Le altre 527 statue, rimarranno infatti negli umidi garage di via della Lungara, quasi abbandonate là dove le aveva accatastate l'ultimo dei principi Torlonia, anche lui Alessandro, che negli Anni Sessanta aveva trasformato il Museo ereditato dal suo avo, con la scusa di restaurare il tetto, in più di novanta appartamenti di pregio. Nel catalogo di Settis la vicenda è rimossa, quindi censurata.

LE IMMAGINI
Verso la fine degli Anni Settanta, mentre infuriava la polemica sulla speculazione Torlonia, e dalle colonne del Corriere se ne chiedeva l'esproprio, sono riuscito a fotografare la collezione nascosta per l'Espresso. Non fu semplice. Il principe, che aveva in gran dispetto i giornalisti, mi fece sapere che lui avrebbe trattato solo col principe Caracciolo. Proprietario del giornale, Carlo Caracciolo, non senza ironia, assolse a puntino il compito. Lo scoop ebbe risonanza internazionale. Giulio Carlo Argan, lo storico dell'arte allora sindaco di Roma, cercò di comprare la collezione. Nel tempo ci provò anche Silvio Berlusconi, primo ministro. E poi Vittorio Sgarbi quando era sottosegretario.

Dopo tanti insuccessi, grande è quindi il merito del ministro Dario Franceschini per essere riuscito a trovare un accordo con gli eredi Torlonia, con l'idea di restituire la collezione nella sua interezza al pubblico. La mostra di Villa Caffarelli, infatti, dovrebbe essere il primo passo di un progetto ambizioso che prevede la creazione di un nuovo museo. Ma sembra che i solai di Palazzo Silvestri Rivaldi, vicino al Colosseo, non siano adatti a sostenere il peso di seicento statue.

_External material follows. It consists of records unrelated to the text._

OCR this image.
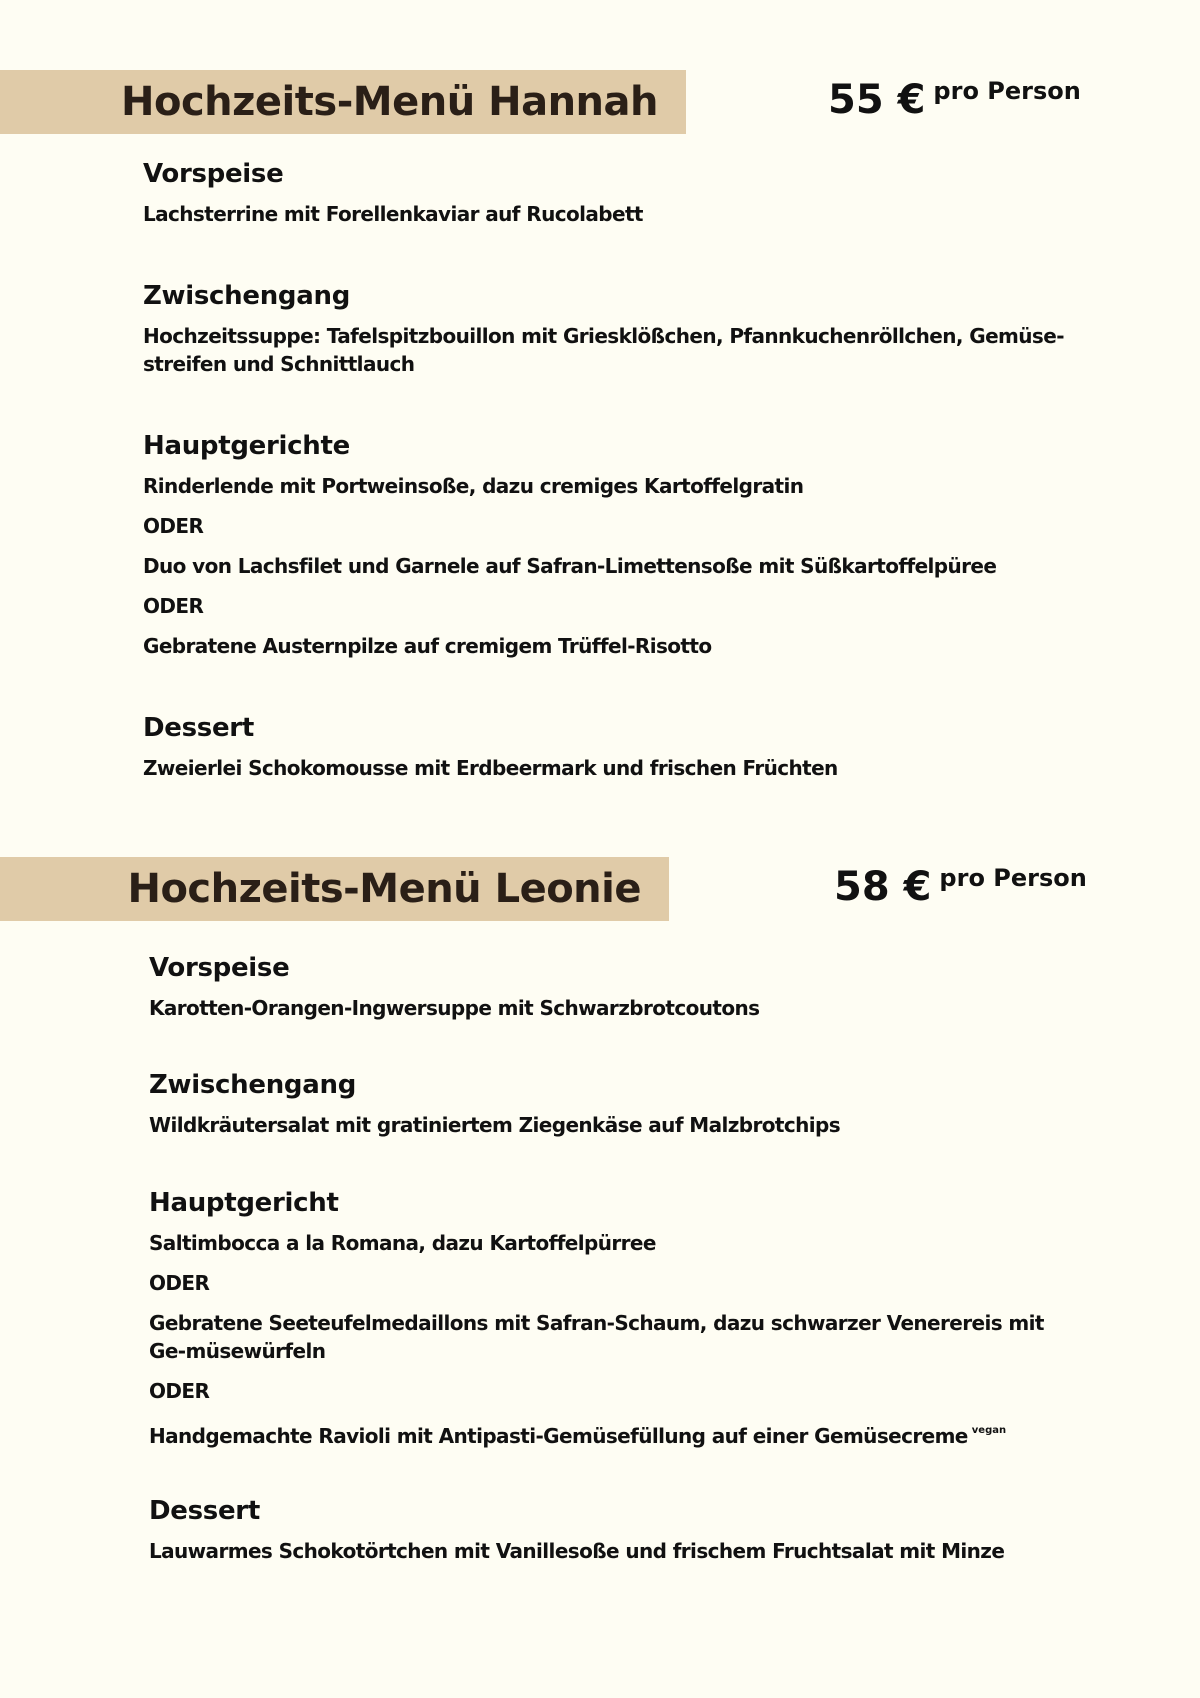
Hochzeits-Menü Hannah	55 € pro Person
Vorspeise
Lachsterrine mit Forellenkaviar auf Rucolabett
Zwischengang
Hochzeitssuppe: Tafelspitzbouillon mit Griesklößchen, Pfannkuchenröllchen, Gemüse-streifen und Schnittlauch
Hauptgerichte
Rinderlende mit Portweinsoße, dazu cremiges Kartoffelgratin
ODER
Duo von Lachsfilet und Garnele auf Safran-Limettensoße mit Süßkartoffelpüree
ODER
Gebratene Austernpilze auf cremigem Trüffel-Risotto
Dessert
Zweierlei Schokomousse mit Erdbeermark und frischen Früchten
Hochzeits-Menü Leonie	58 € pro Person
Vorspeise
Karotten-Orangen-Ingwersuppe mit Schwarzbrotcoutons
Zwischengang
Wildkräutersalat mit gratiniertem Ziegenkäse auf Malzbrotchips
Hauptgericht
Saltimbocca a la Romana, dazu Kartoffelpürree
ODER
Gebratene Seeteufelmedaillons mit Safran-Schaum, dazu schwarzer Venerereis mit Ge-müsewürfeln
ODER
Handgemachte Ravioli mit Antipasti-Gemüsefüllung auf einer Gemüsecreme $^{vegan}$
Dessert
Lauwarmes Schokotörtchen mit Vanillesoße und frischem Fruchtsalat mit Minze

L'importanza della Collezione Torlonia, non risiede infatti solo nel valore artistico dei singoli pezzi, seppure eccezionali come il bassorilievo che rappresenta il Porto di Traiano piuttosto che la monumentale Hestia (Vesta), ma invece nella sua natura storica di collezione, una «collezione di collezioni», nella quale confluiscono tante storie, storie del gusto e del potere, del mecenatismo e del restauro.
Figlio di Giovanni Torlonia, un parvenu fra la nobiltà papalina, nipote di Marin Tourlonias, il capostipite, arrivato a Roma nel 1750 al seguito di un prelato discacciato da Luigi XV, forse spia degli spagnoli, diventato presto Marino dopo aver aperto un negozio di tessuti e un piccolo banco di pegni a piazza di Spagna, Alessandro Torlonia nobilitato principe, con la sua raccolta di marmi romani ha tramandato non solo la sua immagine di banchiere del papa, ma anche la sua straordinaria figura di valente collezionista.

LE CONDIZIONI
Le foto pubblicate dall'Espresso nel gennaio 1979, che tramandano lo stato deplorevole della collezione allora, trovano conferma nelle foto realizzate dai Beni culturali che vediamo nel servizio di John Pedeferri, in onda oggi e domani su Skytg24, che riapre la polemica sui marmi Torlonia. In un esaustivo podcast (Trafug'arte) che si può ascoltare sul sito Skytg24.it, preoccupa la testimonianza della senatrice Margherita Corrado, transfuga Cinquestelle, che sull'affare Torlonia ha già firmato due puntute interrogazioni: «Si parla con un'insistenza di un tour mondiale della mostra, trattata come un pacco postale, invece che delle sole due sedi selezionate all'inizio, peraltro entrambe discutibili, sul piano dell'opportunità, trattandosi del Louvre che non presta i suoi capolavori all'Italia e fino al 97 acquistava anche sul mercato illegale e del Getty Museum che in anni recentissimi ha brigato per acquistare ed esportare negli Usa parte della collezione Torlonia». Secondo lo storico Vittorio Sgarbi, per salvare la collezione la soluzione è lapalissiana: «Lo Stato deve dire ai Torlonia: preso atto della vostra disponibilità, compro tutto... sarebbe l'unica soluzione... per una somma che potrebbe aggirarsi sui 250 milioni di euro». Già, è ancora un affare di «mijoni», come aveva capito il Belli.